In July 2008, 3M made the first approach to the sellers for consent to shut down Acolyte in exchange for a payment of just over one million US dollars. This was refused, the sellers demanding the maximum earn-out payment of £41 million in exchange for consent to cease business. 3M contended at trial that this refusal meant that the sellers were unreasonably withholding their consent, in breach of the original sale agreement. The sellers countered that 3M was in breach of that agreement because it had neither "actively marketed", nor "diligently" sought the relevant regulatory approvals for, BacLite.

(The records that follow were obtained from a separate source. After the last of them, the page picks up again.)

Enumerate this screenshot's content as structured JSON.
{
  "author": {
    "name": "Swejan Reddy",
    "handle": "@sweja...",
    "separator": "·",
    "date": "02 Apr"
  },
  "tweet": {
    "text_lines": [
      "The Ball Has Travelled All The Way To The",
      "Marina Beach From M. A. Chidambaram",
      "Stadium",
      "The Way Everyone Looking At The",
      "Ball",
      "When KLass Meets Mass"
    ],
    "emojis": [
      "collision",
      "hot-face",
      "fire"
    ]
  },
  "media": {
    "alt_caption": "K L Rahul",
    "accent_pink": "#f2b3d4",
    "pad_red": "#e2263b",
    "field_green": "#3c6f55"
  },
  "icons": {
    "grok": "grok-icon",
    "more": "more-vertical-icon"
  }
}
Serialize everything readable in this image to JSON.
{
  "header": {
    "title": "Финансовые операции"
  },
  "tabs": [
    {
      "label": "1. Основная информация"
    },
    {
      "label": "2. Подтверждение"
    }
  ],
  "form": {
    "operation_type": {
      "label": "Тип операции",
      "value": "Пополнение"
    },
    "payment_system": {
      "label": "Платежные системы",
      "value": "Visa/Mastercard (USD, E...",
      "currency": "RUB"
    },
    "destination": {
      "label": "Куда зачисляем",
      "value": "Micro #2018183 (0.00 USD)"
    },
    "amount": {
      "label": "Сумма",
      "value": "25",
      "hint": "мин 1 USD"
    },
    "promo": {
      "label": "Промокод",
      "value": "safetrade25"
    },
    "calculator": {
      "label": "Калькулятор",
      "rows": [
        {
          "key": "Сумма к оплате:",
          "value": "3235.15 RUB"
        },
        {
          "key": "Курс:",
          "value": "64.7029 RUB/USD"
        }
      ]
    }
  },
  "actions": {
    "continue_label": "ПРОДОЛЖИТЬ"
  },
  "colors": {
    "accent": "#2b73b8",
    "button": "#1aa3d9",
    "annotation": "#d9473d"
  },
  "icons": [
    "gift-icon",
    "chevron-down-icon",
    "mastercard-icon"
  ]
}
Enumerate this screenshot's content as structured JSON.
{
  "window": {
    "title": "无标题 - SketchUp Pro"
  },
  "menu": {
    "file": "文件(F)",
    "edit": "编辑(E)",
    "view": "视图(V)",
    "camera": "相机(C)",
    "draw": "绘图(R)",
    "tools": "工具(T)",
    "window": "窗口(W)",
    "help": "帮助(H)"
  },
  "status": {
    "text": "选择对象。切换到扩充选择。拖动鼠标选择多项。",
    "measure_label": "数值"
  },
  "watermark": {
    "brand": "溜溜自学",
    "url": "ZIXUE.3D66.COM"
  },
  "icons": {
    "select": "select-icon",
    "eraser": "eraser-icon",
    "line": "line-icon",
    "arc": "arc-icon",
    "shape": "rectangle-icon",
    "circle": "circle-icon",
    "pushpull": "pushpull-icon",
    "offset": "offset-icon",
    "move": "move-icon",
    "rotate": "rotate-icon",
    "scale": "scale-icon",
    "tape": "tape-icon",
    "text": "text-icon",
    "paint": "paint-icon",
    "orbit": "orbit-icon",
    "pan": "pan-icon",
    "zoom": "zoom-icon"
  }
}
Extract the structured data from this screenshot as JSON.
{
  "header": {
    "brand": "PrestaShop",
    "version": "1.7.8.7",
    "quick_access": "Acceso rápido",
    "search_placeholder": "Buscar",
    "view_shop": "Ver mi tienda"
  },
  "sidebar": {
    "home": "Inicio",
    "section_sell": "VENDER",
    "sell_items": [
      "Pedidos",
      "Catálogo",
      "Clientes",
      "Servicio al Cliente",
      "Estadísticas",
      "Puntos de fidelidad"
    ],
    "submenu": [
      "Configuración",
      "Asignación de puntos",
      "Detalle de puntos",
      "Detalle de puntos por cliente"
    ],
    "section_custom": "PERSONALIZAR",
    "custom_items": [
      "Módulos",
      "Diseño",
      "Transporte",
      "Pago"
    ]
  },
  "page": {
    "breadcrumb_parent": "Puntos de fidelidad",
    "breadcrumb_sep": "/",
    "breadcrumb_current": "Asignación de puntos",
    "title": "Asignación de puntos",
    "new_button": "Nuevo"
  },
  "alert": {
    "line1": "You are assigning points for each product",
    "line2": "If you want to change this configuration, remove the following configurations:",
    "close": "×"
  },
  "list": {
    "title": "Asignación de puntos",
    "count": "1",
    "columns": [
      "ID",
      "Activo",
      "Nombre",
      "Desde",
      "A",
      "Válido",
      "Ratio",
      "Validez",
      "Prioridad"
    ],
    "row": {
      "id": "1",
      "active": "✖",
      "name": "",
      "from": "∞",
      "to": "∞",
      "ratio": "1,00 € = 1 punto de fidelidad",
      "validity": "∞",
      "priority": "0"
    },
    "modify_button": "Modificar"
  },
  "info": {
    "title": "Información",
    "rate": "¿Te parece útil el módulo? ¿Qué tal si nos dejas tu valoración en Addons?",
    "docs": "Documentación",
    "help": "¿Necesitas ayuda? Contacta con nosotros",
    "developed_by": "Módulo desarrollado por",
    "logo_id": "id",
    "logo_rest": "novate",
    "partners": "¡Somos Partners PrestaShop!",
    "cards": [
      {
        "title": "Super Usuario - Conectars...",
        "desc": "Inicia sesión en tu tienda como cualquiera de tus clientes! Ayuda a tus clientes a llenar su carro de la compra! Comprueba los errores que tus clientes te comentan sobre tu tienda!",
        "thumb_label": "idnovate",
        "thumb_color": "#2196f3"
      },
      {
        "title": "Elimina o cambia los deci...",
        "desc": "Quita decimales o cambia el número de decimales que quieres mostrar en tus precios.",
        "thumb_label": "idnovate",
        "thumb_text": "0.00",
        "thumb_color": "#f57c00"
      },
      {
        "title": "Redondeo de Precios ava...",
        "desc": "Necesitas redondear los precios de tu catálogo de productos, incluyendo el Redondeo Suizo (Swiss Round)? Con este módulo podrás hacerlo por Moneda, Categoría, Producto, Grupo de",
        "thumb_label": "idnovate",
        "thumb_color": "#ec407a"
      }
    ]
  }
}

This left the court with the unenviable task of determining which side was in the right. This required a trial lasting for almost a month in total, with around 20 witnesses, including experts, mountains of written evidence and a 65-page judgment. The court concluded that:

  • from March 2008, 3M was no longer diligently seeking regulatory approval in the US and was therefore in breach of the sale agreement;
  • from various dates between June 2008 and February 2009, 3M had ceased active marketing of BacLite in the EU, the US, Canada and Australia, also in breach of the sale agreement; and
  • the sellers had not unreasonably refused consent to shut down Acolyte; they were not required to balance the costs incurred by 3M against their interest in receiving the maximum possible earn-out payment. It was for 3M to prove unreasonableness (for example, that the refusal was due to some ulterior motive) and it had not done so.

The court was then left, on the basis of expert evidence, to reach its best estimate of what actual sales of BacLite would have been if 3M had kept its side of the bargain. The sellers were awarded just over two million US dollars, more than double 3M's original offer, but well short of the £41 million which the sellers had, no doubt, already decided how to spend.